In 2015, according to the affidavit, the Chinese set up factories in China using the stolen technology and undercutting the American firm’s prices. For their troubles, the alleged conspirators had millions of dollars wired to them from the Chinese parent.

In an alleged dinner conversation, Shan Shi, the President of the operation, brazenly recounted his company’s success to an American who then told the FBI:

In all aspects, China has no own innovations; that’s why theirs are much cheaper. They save lots on research money because it will be so costly in the beginning. The first model will cost so much. Just to take a look at it, China will understand it immediately and will not do research by themselves. The U.S., for example, is like a locomotive, driving its own train, selling tickets and showing others around. China will either pay to ride in that train or drive its own train.

The alleged conspirators, now in custody, face ten years in federal prison for each instance of trade secret theft.

This Houston conspiracy, however, is not the first this month involving Chinese efforts to appropriate American industrial know-how. Also on Tuesday, Si “Cathy” Chen was arrested by U.S. Immigration and Customs Enforcement’s Homeland Security Investigations in Pomona California, and is now charged with shipping sensitive technology with military applications back to her native mainland China for over two years. Under the  International Emergency Economic Powers Act, many kinds of high-tech American devices may not be sent to China for fear they can be reverse engineered and used to bolster their military effectiveness.

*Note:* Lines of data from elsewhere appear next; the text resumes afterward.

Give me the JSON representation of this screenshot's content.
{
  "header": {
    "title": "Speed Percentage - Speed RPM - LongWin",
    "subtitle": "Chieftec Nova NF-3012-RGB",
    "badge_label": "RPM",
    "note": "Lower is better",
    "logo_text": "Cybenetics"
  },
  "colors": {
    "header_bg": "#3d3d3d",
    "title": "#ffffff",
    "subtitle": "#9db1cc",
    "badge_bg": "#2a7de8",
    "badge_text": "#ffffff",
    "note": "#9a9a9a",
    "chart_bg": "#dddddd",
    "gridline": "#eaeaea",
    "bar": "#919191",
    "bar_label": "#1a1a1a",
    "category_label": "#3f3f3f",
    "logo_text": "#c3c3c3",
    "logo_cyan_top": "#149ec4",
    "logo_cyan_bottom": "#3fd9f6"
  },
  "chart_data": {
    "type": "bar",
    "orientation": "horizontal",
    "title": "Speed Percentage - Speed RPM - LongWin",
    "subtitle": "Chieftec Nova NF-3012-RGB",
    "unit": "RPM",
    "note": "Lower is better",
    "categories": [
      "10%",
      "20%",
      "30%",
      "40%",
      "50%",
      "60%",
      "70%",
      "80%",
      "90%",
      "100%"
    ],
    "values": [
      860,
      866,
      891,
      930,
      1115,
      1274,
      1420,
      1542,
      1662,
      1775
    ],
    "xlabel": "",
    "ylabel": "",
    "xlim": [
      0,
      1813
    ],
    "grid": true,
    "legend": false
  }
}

In this case, Chen is alleged to have shipped dozens of cutting-edge radio transmission and digital-to-analog conversion components with potential use in military guidance and radio jamming application. Chinese firms operating in the United States would purchase the components explicitly for use within the United States. They would then send them to Chen in Pomona, who would in turn ship them to Hong Kong or mainland China, listing them in customs documents as low-value uncontrolled electronics. In return, money from China was wired to Chen’s accounts in the United States.

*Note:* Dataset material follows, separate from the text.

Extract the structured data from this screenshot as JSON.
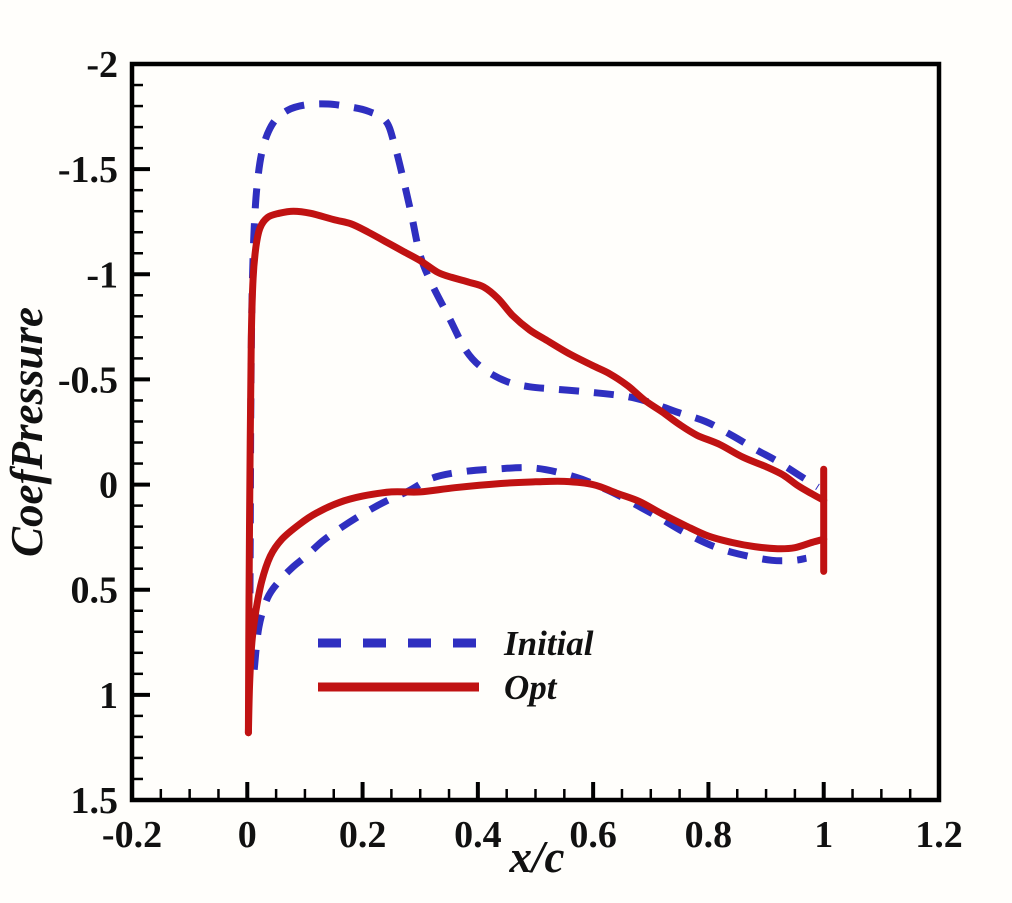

“Federal export laws are designed to protect American interests by preventing the proliferation of technology that may fall into the wrong hands,” said Acting United States Attorney for the Central District of California Sandra Brown. “We will vigorously pursue those who traffic items that could harm our national security if they land in the wrong hands.”

Chen also faces money laundering and immigration charges and, if convicted of all 14 of the pending charges against her, could theoretically receive 150 years in federal prison.

Last Friday, yet another Chinese national, Xu Jiaqiang, was convicted in his espionage case in White Plains, New York. Xu pleaded guilty to violations of the Economic Espionage Act. He stole sourcecode from his American employer and transferred it to parties in mainland China for payoffs. Xu will face up 75 years in prison when he is sentenced in October.

These three cases represent the latest in federal efforts to stem the flood of communist China’s determined and state-sponsored operations to extract information from the American public and private-sectors. Last year, these efforts even discovered a Chinese spy at the FBI itself.